8. Impact: In the last three months, please detail the impact your project has made.

Maji's app has won the Congressional App Challenge, through which it was recognized by the U.S. Congress and received a grant from AI4ALL to hold workshops for minority youth across the globe. I have integrated my app and filtration system with my nonprofit TheCodeBakery, a peer-learning computational environmentalism platform targeting youth, especially minorities like non-native english speakers. Over the last three months, we have reached over 90 students from 7 different countries, created around 50 tutorials, and recruited 13 volunteers.

9. What’s Next: What are your ideas for taking your project to the next level?

Through TheCodeBakery, I plan to host several Zoom workshops in 2021 on utilizing AI to address sustainability, biodiversity, water conservation, air quality, and weather and disaster relief to equip more youth with the tools to combat climate change. We plan to expand chapters to other countries to extend computational environmentalism education. I will improve my app by including a feature for users to input their health symptoms and receive personalized health advisories based on water quality, to provide trends for each water quality parameter, and graph it with a second line of mean values of their city for the user to visually see how they compare. I plan to collect and input national data to also serve rural areas in the US.

10. Please share how you have influenced other young people to get involved in your project and/or care about environmental sustainability.

I interacted with and advised City leaders from district, mayoral candidates, and the business sector, gave presentations to students across the state like Oakland, interviewed water experts, and worked on creating our final documentary “Hometown Water”, which was presented on local TV and the museum, to persuade my hometown's youth and residents to conserve water. My app was recognized by the US Congress and my hometown, through which it raised awareness of the need for water quality education.

11. How would you partner with other changemakers to make a difference?

We will partner with policy leaders, environmental organizations, and environmental service managers to expand the reach of our computational environmental resources to youth, especially in rural areas. We'll extend water security education to various areas of environmental stewardship, including biodiversity, clean air, weather and disaster relief, energy, and more. We'll equip youth with the education and tools they need to leverage CS to fight climate change.

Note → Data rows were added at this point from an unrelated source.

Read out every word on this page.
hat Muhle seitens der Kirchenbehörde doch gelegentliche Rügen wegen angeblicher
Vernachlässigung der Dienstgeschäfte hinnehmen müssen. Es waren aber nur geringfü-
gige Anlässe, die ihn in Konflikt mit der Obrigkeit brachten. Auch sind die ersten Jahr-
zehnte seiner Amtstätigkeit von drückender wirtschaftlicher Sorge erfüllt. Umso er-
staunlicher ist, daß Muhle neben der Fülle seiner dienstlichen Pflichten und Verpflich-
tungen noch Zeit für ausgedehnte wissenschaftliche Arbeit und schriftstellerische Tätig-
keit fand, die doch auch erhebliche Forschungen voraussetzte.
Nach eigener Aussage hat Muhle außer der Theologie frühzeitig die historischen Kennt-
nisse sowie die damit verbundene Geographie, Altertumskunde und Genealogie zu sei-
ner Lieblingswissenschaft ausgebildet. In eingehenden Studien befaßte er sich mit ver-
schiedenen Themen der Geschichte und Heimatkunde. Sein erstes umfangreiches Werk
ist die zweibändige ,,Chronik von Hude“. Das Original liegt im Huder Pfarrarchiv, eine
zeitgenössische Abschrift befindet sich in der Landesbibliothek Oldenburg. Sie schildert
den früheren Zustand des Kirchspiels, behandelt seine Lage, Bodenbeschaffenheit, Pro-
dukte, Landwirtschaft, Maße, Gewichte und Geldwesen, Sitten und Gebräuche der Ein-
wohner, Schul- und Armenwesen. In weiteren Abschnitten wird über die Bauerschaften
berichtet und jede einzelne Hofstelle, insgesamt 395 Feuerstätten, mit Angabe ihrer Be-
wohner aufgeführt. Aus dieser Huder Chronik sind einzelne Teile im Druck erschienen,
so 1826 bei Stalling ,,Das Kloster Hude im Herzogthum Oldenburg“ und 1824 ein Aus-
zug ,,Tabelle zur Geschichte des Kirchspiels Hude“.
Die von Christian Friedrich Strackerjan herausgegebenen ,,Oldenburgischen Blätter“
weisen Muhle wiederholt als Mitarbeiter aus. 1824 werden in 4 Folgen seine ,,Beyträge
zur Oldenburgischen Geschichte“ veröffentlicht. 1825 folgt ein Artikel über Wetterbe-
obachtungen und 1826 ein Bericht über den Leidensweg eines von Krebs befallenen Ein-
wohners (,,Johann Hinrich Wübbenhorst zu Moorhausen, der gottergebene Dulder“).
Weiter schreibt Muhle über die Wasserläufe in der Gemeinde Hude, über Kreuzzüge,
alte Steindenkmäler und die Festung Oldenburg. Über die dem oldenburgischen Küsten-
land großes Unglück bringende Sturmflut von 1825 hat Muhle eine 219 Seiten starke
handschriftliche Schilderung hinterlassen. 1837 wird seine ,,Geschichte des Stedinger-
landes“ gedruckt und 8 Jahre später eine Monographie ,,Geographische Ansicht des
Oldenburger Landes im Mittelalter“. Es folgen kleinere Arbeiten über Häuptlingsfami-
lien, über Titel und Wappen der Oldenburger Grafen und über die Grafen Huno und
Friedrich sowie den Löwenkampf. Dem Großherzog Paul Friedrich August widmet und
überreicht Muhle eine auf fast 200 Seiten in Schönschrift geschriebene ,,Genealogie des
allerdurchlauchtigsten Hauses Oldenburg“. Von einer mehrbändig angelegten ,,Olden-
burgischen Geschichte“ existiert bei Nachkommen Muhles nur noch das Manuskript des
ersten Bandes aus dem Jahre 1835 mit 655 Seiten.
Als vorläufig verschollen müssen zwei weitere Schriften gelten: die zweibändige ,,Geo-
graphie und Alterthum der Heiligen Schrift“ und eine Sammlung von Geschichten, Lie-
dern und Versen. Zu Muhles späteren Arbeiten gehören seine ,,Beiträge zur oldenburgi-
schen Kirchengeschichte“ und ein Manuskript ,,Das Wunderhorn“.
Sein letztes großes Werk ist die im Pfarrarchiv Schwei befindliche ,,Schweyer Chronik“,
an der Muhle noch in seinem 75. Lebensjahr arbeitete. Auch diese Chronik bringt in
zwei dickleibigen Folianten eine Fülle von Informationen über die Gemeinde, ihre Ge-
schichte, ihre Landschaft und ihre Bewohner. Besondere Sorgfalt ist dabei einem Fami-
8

12. How would you engage others who have never heard about your project to get their buy-in?

We are engaging others via social media platforms and the press to convey critical climate information and promote computational environmentalism tutorials. Also, we are working with other youth initiatives, hackathons, and environmental organizations to share our workshops. We'll be releasing the Maji app to the app store with which people around the nation will be able to retrieve real-time water quality. We'll share the low-energy filter with national environmental organizations like EPA.

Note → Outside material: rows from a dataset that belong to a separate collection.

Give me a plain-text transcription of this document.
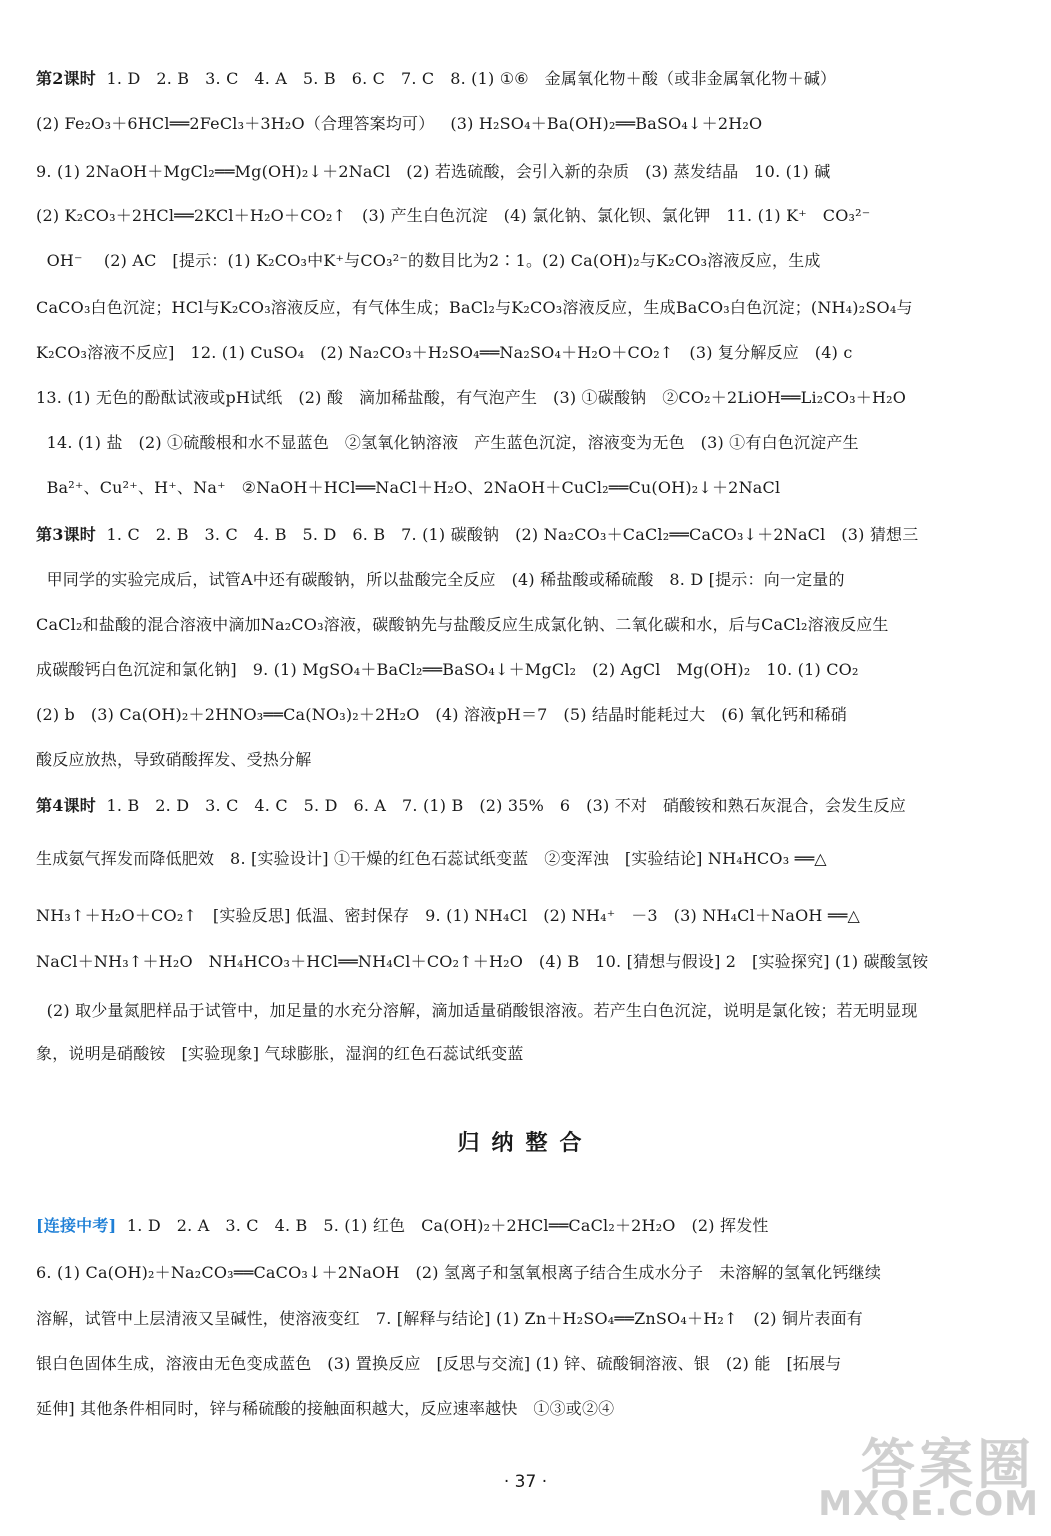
第2课时  1. D   2. B   3. C   4. A   5. B   6. C   7. C   8. (1) ①⑥   金属氧化物＋酸（或非金属氧化物＋碱）
(2) Fe₂O₃＋6HCl══2FeCl₃＋3H₂O（合理答案均可）   (3) H₂SO₄＋Ba(OH)₂══BaSO₄↓＋2H₂O
9. (1) 2NaOH＋MgCl₂══Mg(OH)₂↓＋2NaCl   (2) 若选硫酸，会引入新的杂质   (3) 蒸发结晶   10. (1) 碱
(2) K₂CO₃＋2HCl══2KCl＋H₂O＋CO₂↑   (3) 产生白色沉淀   (4) 氯化钠、氯化钡、氯化钾   11. (1) K⁺   CO₃²⁻
OH⁻    (2) AC   [提示：(1) K₂CO₃中K⁺与CO₃²⁻的数目比为2∶1。(2) Ca(OH)₂与K₂CO₃溶液反应，生成
CaCO₃白色沉淀；HCl与K₂CO₃溶液反应，有气体生成；BaCl₂与K₂CO₃溶液反应，生成BaCO₃白色沉淀；(NH₄)₂SO₄与
K₂CO₃溶液不反应]   12. (1) CuSO₄   (2) Na₂CO₃＋H₂SO₄══Na₂SO₄＋H₂O＋CO₂↑   (3) 复分解反应   (4) c
13. (1) 无色的酚酞试液或pH试纸   (2) 酸   滴加稀盐酸，有气泡产生   (3) ①碳酸钠   ②CO₂＋2LiOH══Li₂CO₃＋H₂O
14. (1) 盐   (2) ①硫酸根和水不显蓝色   ②氢氧化钠溶液   产生蓝色沉淀，溶液变为无色   (3) ①有白色沉淀产生
Ba²⁺、Cu²⁺、H⁺、Na⁺   ②NaOH＋HCl══NaCl＋H₂O、2NaOH＋CuCl₂══Cu(OH)₂↓＋2NaCl
第3课时  1. C   2. B   3. C   4. B   5. D   6. B   7. (1) 碳酸钠   (2) Na₂CO₃＋CaCl₂══CaCO₃↓＋2NaCl   (3) 猜想三
甲同学的实验完成后，试管A中还有碳酸钠，所以盐酸完全反应   (4) 稀盐酸或稀硫酸   8. D [提示：向一定量的
CaCl₂和盐酸的混合溶液中滴加Na₂CO₃溶液，碳酸钠先与盐酸反应生成氯化钠、二氧化碳和水，后与CaCl₂溶液反应生
成碳酸钙白色沉淀和氯化钠]   9. (1) MgSO₄＋BaCl₂══BaSO₄↓＋MgCl₂   (2) AgCl   Mg(OH)₂   10. (1) CO₂
(2) b   (3) Ca(OH)₂＋2HNO₃══Ca(NO₃)₂＋2H₂O   (4) 溶液pH＝7   (5) 结晶时能耗过大   (6) 氧化钙和稀硝
酸反应放热，导致硝酸挥发、受热分解
第4课时  1. B   2. D   3. C   4. C   5. D   6. A   7. (1) B   (2) 35%   6   (3) 不对   硝酸铵和熟石灰混合，会发生反应
生成氨气挥发而降低肥效   8. [实验设计] ①干燥的红色石蕊试纸变蓝   ②变浑浊   [实验结论] NH₄HCO₃ ══△
NH₃↑＋H₂O＋CO₂↑   [实验反思] 低温、密封保存   9. (1) NH₄Cl   (2) NH₄⁺   －3   (3) NH₄Cl＋NaOH ══△
NaCl＋NH₃↑＋H₂O   NH₄HCO₃＋HCl══NH₄Cl＋CO₂↑＋H₂O   (4) B   10. [猜想与假设] 2   [实验探究] (1) 碳酸氢铵
(2) 取少量氮肥样品于试管中，加足量的水充分溶解，滴加适量硝酸银溶液。若产生白色沉淀，说明是氯化铵；若无明显现
象，说明是硝酸铵   [实验现象] 气球膨胀，湿润的红色石蕊试纸变蓝
归纳整合
[连接中考]  1. D   2. A   3. C   4. B   5. (1) 红色   Ca(OH)₂＋2HCl══CaCl₂＋2H₂O   (2) 挥发性
6. (1) Ca(OH)₂＋Na₂CO₃══CaCO₃↓＋2NaOH   (2) 氢离子和氢氧根离子结合生成水分子   未溶解的氢氧化钙继续
溶解，试管中上层清液又呈碱性，使溶液变红   7. [解释与结论] (1) Zn＋H₂SO₄══ZnSO₄＋H₂↑   (2) 铜片表面有
银白色固体生成，溶液由无色变成蓝色   (3) 置换反应   [反思与交流] (1) 锌、硫酸铜溶液、银   (2) 能   [拓展与
延伸] 其他条件相同时，锌与稀硫酸的接触面积越大，反应速率越快   ①③或②④
· 37 ·	答案圈
MXQE.COM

13. Finances: If applicable, have you mobilized any of the following resources so far?

  • Friend support
  • Family support
  • Mentors/advisors
  • Donations between $100-$1k

14. Which of the following types of expertise would be most useful for you? You’ll be able to select only one option.

  • Marketing Strategy

Are you employed, or directly related (grand-parents, parents, sibling) to a GM or Ashoka employee?

  • No

How did you hear about this challenge?

  • Social media
  • Search engine
  • Email


Join the conversation:

Photo of Luna Abadia

It's really inspiring that you created your own app that can help people test the quality of their water. Being able to assess drinking water, especially the presence of non-visual contaminants, could benefit many. I hope that this tool is spread to as many people as possible!